The rocking of the boat made her dizzy, so Abigail fixed her eyes downward on the bench where she sat. A flurry of names, dates, curses, and epithets were carved into the wood, a roster of who had come and gone, trapped under layers of shellac. Swarms of hearts in every size were etched around initials, each crowding the other. She traced the outline of some letters, feeling the deep indentations in the wood and letting her fingertip linger along the craggy curve of a heart.

The need to be remembered was an instinct. No one wanted to be forgotten, to slip away, to be lost from memory. That was why people scrawled words on everything from benches to turnpike overpasses to wet concrete sidewalks.
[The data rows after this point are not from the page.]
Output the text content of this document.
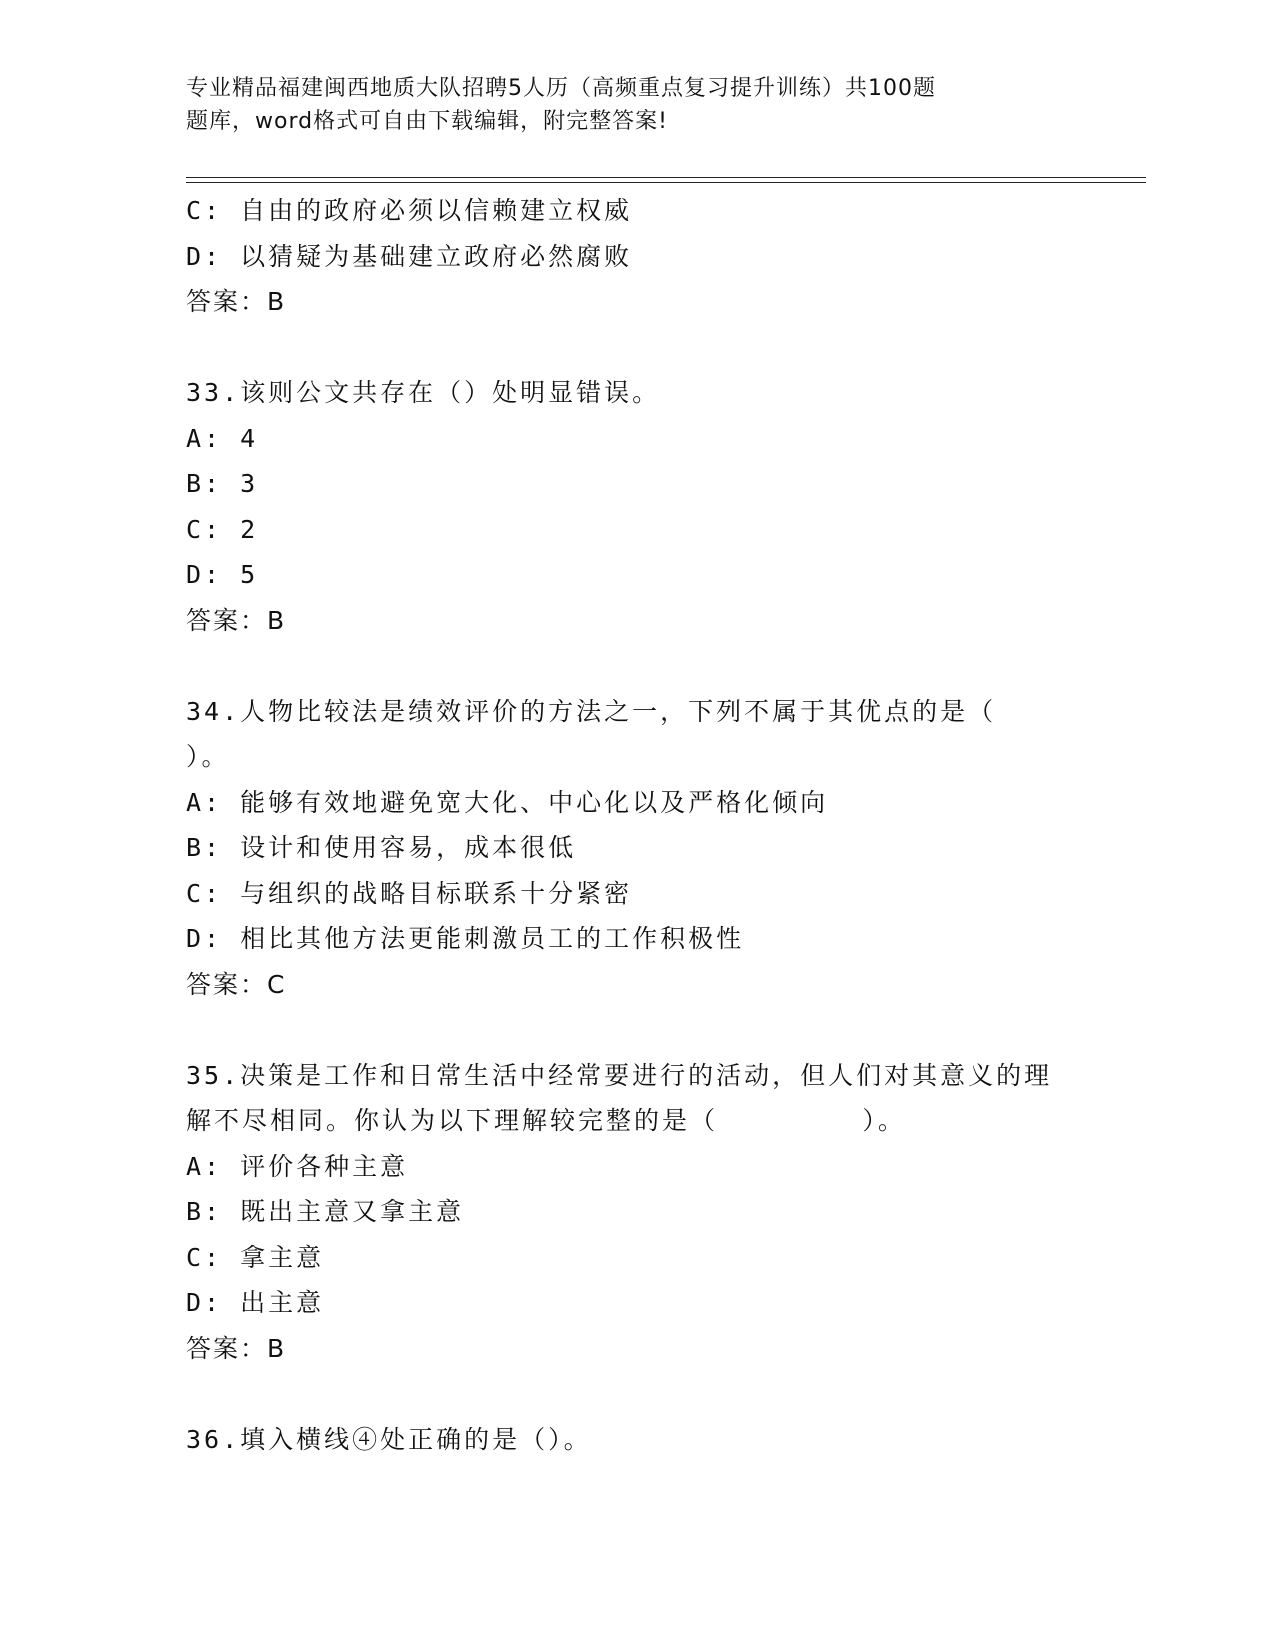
专业精品福建闽西地质大队招聘5人历（高频重点复习提升训练）共100题
题库，word格式可自由下载编辑，附完整答案!
C: 自由的政府必须以信赖建立权威
D: 以猜疑为基础建立政府必然腐败
答案：B
33.该则公文共存在（）处明显错误。
A: 4
B: 3
C: 2
D: 5
答案：B
34.人物比较法是绩效评价的方法之一，下列不属于其优点的是（
）。
A: 能够有效地避免宽大化、中心化以及严格化倾向
B: 设计和使用容易，成本很低
C: 与组织的战略目标联系十分紧密
D: 相比其他方法更能刺激员工的工作积极性
答案：C
35.决策是工作和日常生活中经常要进行的活动，但人们对其意义的理
解不尽相同。你认为以下理解较完整的是（        ）。
A: 评价各种主意
B: 既出主意又拿主意
C: 拿主意
D: 出主意
答案：B
36.填入横线④处正确的是（）。
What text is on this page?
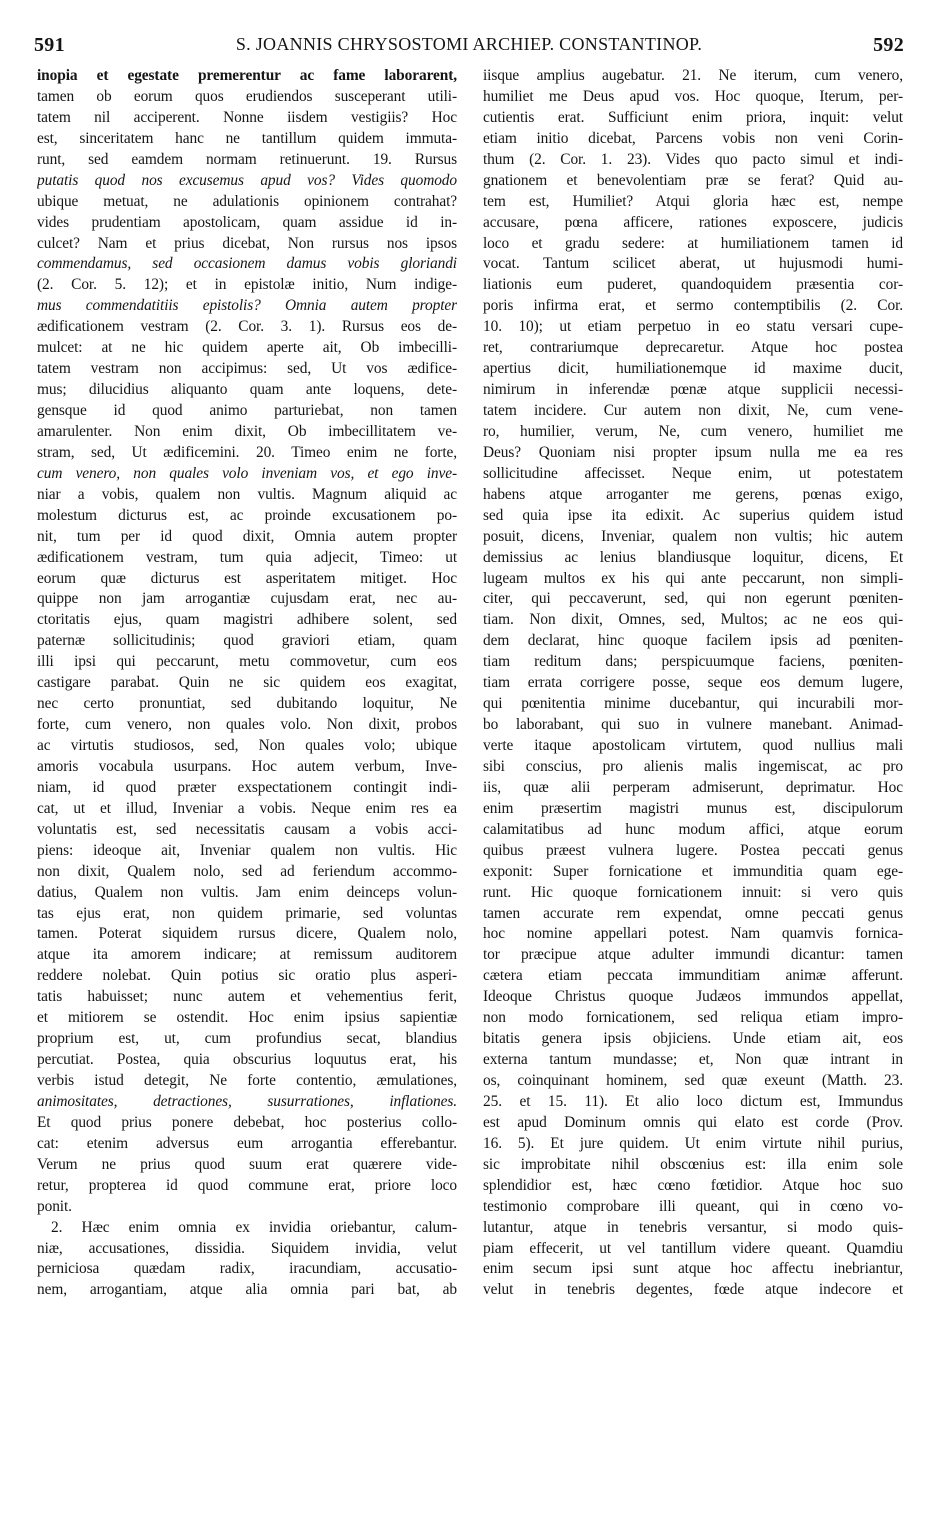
591	S. JOANNIS CHRYSOSTOMI ARCHIEP. CONSTANTINOP.	592
inopia et egestate premerentur ac fame laborarent,
tamen ob eorum quos erudiendos susceperant utili-
tatem nil acciperent. Nonne iisdem vestigiis? Hoc
est, sinceritatem hanc ne tantillum quidem immuta-
runt, sed eamdem normam retinuerunt. 19. Rursus
putatis quod nos excusemus apud vos? Vides quomodo
ubique metuat, ne adulationis opinionem contrahat?
vides prudentiam apostolicam, quam assidue id in-
culcet? Nam et prius dicebat, Non rursus nos ipsos
commendamus, sed occasionem damus vobis gloriandi
(2. Cor. 5. 12); et in epistolæ initio, Num indige-
mus commendatitiis epistolis? Omnia autem propter
ædificationem vestram (2. Cor. 3. 1). Rursus eos de-
mulcet: at ne hic quidem aperte ait, Ob imbecilli-
tatem vestram non accipimus: sed, Ut vos ædifice-
mus; dilucidius aliquanto quam ante loquens, dete-
gensque id quod animo parturiebat, non tamen
amarulenter. Non enim dixit, Ob imbecillitatem ve-
stram, sed, Ut ædificemini. 20. Timeo enim ne forte,
cum venero, non quales volo inveniam vos, et ego inve-
niar a vobis, qualem non vultis. Magnum aliquid ac
molestum dicturus est, ac proinde excusationem po-
nit, tum per id quod dixit, Omnia autem propter
ædificationem vestram, tum quia adjecit, Timeo: ut
eorum quæ dicturus est asperitatem mitiget. Hoc
quippe non jam arrogantiæ cujusdam erat, nec au-
ctoritatis ejus, quam magistri adhibere solent, sed
paternæ sollicitudinis; quod graviori etiam, quam
illi ipsi qui peccarunt, metu commovetur, cum eos
castigare parabat. Quin ne sic quidem eos exagitat,
nec certo pronuntiat, sed dubitando loquitur, Ne
forte, cum venero, non quales volo. Non dixit, probos
ac virtutis studiosos, sed, Non quales volo; ubique
amoris vocabula usurpans. Hoc autem verbum, Inve-
niam, id quod præter exspectationem contingit indi-
cat, ut et illud, Inveniar a vobis. Neque enim res ea
voluntatis est, sed necessitatis causam a vobis acci-
piens: ideoque ait, Inveniar qualem non vultis. Hic
non dixit, Qualem nolo, sed ad feriendum accommo-
datius, Qualem non vultis. Jam enim deinceps volun-
tas ejus erat, non quidem primarie, sed voluntas
tamen. Poterat siquidem rursus dicere, Qualem nolo,
atque ita amorem indicare; at remissum auditorem
reddere nolebat. Quin potius sic oratio plus asperi-
tatis habuisset; nunc autem et vehementius ferit,
et mitiorem se ostendit. Hoc enim ipsius sapientiæ
proprium est, ut, cum profundius secat, blandius
percutiat. Postea, quia obscurius loquutus erat, his
verbis istud detegit, Ne forte contentio, æmulationes,
animositates, detractiones, susurrationes, inflationes.
Et quod prius ponere debebat, hoc posterius collo-
cat: etenim adversus eum arrogantia efferebantur.
Verum ne prius quod suum erat quærere vide-
retur, propterea id quod commune erat, priore loco
ponit.
2. Hæc enim omnia ex invidia oriebantur, calum-
niæ, accusationes, dissidia. Siquidem invidia, velut
perniciosa quædam radix, iracundiam, accusatio-
nem, arrogantiam, atque alia omnia pari bat, ab
iisque amplius augebatur. 21. Ne iterum, cum venero,
humiliet me Deus apud vos. Hoc quoque, Iterum, per-
cutientis erat. Sufficiunt enim priora, inquit: velut
etiam initio dicebat, Parcens vobis non veni Corin-
thum (2. Cor. 1. 23). Vides quo pacto simul et indi-
gnationem et benevolentiam præ se ferat? Quid au-
tem est, Humiliet? Atqui gloria hæc est, nempe
accusare, pœna afficere, rationes exposcere, judicis
loco et gradu sedere: at humiliationem tamen id
vocat. Tantum scilicet aberat, ut hujusmodi humi-
liationis eum puderet, quandoquidem præsentia cor-
poris infirma erat, et sermo contemptibilis (2. Cor.
10. 10); ut etiam perpetuo in eo statu versari cupe-
ret, contrariumque deprecaretur. Atque hoc postea
apertius dicit, humiliationemque id maxime ducit,
nimirum in inferendæ pœnæ atque supplicii necessi-
tatem incidere. Cur autem non dixit, Ne, cum vene-
ro, humilier, verum, Ne, cum venero, humiliet me
Deus? Quoniam nisi propter ipsum nulla me ea res
sollicitudine affecisset. Neque enim, ut potestatem
habens atque arroganter me gerens, pœnas exigo,
sed quia ipse ita edixit. Ac superius quidem istud
posuit, dicens, Inveniar, qualem non vultis; hic autem
demissius ac lenius blandiusque loquitur, dicens, Et
lugeam multos ex his qui ante peccarunt, non simpli-
citer, qui peccaverunt, sed, qui non egerunt pœniten-
tiam. Non dixit, Omnes, sed, Multos; ac ne eos qui-
dem declarat, hinc quoque facilem ipsis ad pœniten-
tiam reditum dans; perspicuumque faciens, pœniten-
tiam errata corrigere posse, seque eos demum lugere,
qui pœnitentia minime ducebantur, qui incurabili mor-
bo laborabant, qui suo in vulnere manebant. Animad-
verte itaque apostolicam virtutem, quod nullius mali
sibi conscius, pro alienis malis ingemiscat, ac pro
iis, quæ alii perperam admiserunt, deprimatur. Hoc
enim præsertim magistri munus est, discipulorum
calamitatibus ad hunc modum affici, atque eorum
quibus præest vulnera lugere. Postea peccati genus
exponit: Super fornicatione et immunditia quam ege-
runt. Hic quoque fornicationem innuit: si vero quis
tamen accurate rem expendat, omne peccati genus
hoc nomine appellari potest. Nam quamvis fornica-
tor præcipue atque adulter immundi dicantur: tamen
cætera etiam peccata immunditiam animæ afferunt.
Ideoque Christus quoque Judæos immundos appellat,
non modo fornicationem, sed reliqua etiam impro-
bitatis genera ipsis objiciens. Unde etiam ait, eos
externa tantum mundasse; et, Non quæ intrant in
os, coinquinant hominem, sed quæ exeunt (Matth. 23.
25. et 15. 11). Et alio loco dictum est, Immundus
est apud Dominum omnis qui elato est corde (Prov.
16. 5). Et jure quidem. Ut enim virtute nihil purius,
sic improbitate nihil obscœnius est: illa enim sole
splendidior est, hæc cœno fœtidior. Atque hoc suo
testimonio comprobare illi queant, qui in cœno vo-
lutantur, atque in tenebris versantur, si modo quis-
piam effecerit, ut vel tantillum videre queant. Quamdiu
enim secum ipsi sunt atque hoc affectu inebriantur,
velut in tenebris degentes, fœde atque indecore et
The scars they left made them unforgettable. Sometimes, though, remembering could be worse than being forgotten. Abigail knew that well. Remembering left a different kind of scar.

The afternoon sun was buried under a bale of dull clouds, night poised to push the day aside. Abigail had lost track of how long she’d been sitting on the bench in the wind. Her clothes were damp, her stomach ached, and the horizon line remained absent. She needed to get out of the elements. There was an enclosed seating area behind the wheelhouse. Using the railing to reclaim her balance, Abigail forged toward the door, doing her best to keep her footing.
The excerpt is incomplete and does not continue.